But what I often discover is that a lot of people I encounter refuse to acknowledge the fact that ancient cultures were also guilty of wiping out the large animals that once wandered across vast swathes of land in the paleolithic world. There are several reasons for this stubborn refusal to see the facts as they stand. One of these is a certain kind of inability to think of Stone Age people as being capable of wiping out large numbers of big mammals, reptiles, and birds.
But humans armed with stone tools, spears, darts, atlatls, and fire were quite capable of slaughtering tremendous numbers of big animals in a short period of time. And when you factor in that detail that people were spreading across the world and moving into areas where such animals had no experience with humans...it was a recipe for mass extinction. People with throwing sticks tipped with razor sharp spears were extremely efficient in slaughtering big animals.
The other reason I for resistance from people who won't seriously consider the facts is that they have a picture in their minds of ancient people being beatific, of living in some kind of perfect harmony with Mother Nature. The noble savage. The human who only takes as much from the Earth as it can provide, and who gives back as much as he takes.
This is bullshit.
Ancient humans were as rapacious as modern ones, albeit in a different way. If they were hungry and figured that they had to run an entire herd of horses or bison over a cliff to feed one hundred people, then they would gladly force a thousand prey animals over a precipice to their deaths, even if they were unable to consume but a tiny percentage of the tons of meat produced in such a slaughter. They thought only of their immediate needs, just as humans often do today. As Homo sapiens moved across the lands they discovered, they killed off many of the animals that they encountered.
People like to think that the Aboriginal people of Australia lived in harmony with the land.
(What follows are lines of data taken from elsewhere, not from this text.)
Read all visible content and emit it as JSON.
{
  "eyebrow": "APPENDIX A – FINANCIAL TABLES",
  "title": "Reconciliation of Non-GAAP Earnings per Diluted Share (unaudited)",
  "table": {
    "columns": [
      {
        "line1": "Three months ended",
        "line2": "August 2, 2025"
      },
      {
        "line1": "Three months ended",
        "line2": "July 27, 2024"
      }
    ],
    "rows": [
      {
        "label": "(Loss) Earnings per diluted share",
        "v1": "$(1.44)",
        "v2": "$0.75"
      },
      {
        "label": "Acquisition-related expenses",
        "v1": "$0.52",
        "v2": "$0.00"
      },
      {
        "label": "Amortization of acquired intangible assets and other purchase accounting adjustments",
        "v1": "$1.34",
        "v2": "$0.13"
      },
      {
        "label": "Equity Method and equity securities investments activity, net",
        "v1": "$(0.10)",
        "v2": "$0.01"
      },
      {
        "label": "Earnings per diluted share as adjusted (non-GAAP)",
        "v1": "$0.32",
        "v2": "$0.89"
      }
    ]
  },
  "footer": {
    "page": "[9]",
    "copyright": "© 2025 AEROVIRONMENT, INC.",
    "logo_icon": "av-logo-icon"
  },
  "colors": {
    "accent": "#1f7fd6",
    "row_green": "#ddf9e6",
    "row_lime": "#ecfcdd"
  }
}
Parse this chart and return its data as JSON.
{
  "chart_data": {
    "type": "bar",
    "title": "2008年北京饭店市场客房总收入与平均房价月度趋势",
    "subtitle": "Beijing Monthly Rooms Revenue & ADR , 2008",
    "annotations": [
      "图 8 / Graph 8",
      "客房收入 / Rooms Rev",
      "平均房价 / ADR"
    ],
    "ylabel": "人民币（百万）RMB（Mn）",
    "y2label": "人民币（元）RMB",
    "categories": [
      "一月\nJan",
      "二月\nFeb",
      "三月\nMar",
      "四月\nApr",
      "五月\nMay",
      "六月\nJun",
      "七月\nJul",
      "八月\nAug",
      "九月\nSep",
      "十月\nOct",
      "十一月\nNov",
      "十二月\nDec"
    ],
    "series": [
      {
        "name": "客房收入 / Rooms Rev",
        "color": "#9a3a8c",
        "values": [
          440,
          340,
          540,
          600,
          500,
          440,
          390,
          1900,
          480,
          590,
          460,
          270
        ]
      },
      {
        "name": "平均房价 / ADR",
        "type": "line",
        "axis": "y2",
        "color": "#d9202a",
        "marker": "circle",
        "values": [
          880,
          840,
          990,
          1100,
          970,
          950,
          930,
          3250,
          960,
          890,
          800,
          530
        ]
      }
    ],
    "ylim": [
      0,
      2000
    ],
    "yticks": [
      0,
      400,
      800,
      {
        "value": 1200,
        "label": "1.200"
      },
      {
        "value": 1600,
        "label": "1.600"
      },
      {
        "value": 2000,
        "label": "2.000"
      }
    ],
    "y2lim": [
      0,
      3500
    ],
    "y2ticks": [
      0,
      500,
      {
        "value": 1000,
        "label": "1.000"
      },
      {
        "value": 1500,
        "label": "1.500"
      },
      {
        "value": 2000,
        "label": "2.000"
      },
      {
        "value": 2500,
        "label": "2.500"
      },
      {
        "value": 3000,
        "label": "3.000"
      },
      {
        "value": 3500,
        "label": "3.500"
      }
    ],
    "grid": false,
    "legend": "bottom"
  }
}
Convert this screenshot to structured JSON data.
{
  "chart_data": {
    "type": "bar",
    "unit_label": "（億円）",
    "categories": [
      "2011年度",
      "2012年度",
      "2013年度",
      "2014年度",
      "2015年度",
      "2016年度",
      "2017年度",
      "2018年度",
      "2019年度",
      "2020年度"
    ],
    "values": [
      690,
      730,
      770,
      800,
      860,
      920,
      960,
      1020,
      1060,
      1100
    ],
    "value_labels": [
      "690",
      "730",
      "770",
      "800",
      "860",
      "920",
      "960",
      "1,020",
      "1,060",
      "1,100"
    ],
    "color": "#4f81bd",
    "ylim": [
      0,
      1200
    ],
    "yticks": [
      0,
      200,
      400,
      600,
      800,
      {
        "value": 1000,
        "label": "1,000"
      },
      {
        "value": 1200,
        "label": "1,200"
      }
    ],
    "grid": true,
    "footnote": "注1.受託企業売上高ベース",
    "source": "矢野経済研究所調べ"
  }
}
And this may have been the case of the tribes the Europeans found when they first arrived by ship to that huge island. It's quite possible that the Aborigine had learned after tens of thousands of years how to maintain something like a balance with the ecosystem that remained to them after killing off so much of it. But when you look at the fossil record you will see that the mass extinction of the megafauna of Australia coincided with the arrival of the native humans. As they sped across the land they killed off many of the big animals they found and cleared them out to the last individual. There were bellies to be filled.
Similarly in North America you see the arrival of the first people and then the demise of Mammoths and Mastodons and American lions, Saber-toothed tigers, Megatherium, Glyptodons, Castoroides, Camels, Horses, the Short-faced bear, and on and on. Humans had to eat. And eat they did. Only animals who could reproduce in sufficient numbers stood a chance.
Humans found New Zealand and moved across that island paradise that had been all but isolated from the rest of the world for millions of years. And as they settled it from east to west, north to south, sea level to mountains...they killed off all of the big animals that lived there, wiping out almost every type of giant bird that had lived there. Of this there is absolutely no doubt. There was no living in concert with the land and finding harmony with the natural processes. They found and killed and ate until all of the megafauna were dead.
And it's pretty much the same today. There's almost nothing that moves on the land or swims in the sea or flies through the skies that we aren't going to eat or kill out of a sense of competition or just plain old cruelty. Worse than that...almost no one cares.
|Life-size statue of the extinct Moa of New Zealand.|
The extinction of the Australian megafauna and the North American Pleistocene megafauna occurred just after humans arrived. This was not coincidence. Humans wiped out all of the big animals wherever they moved.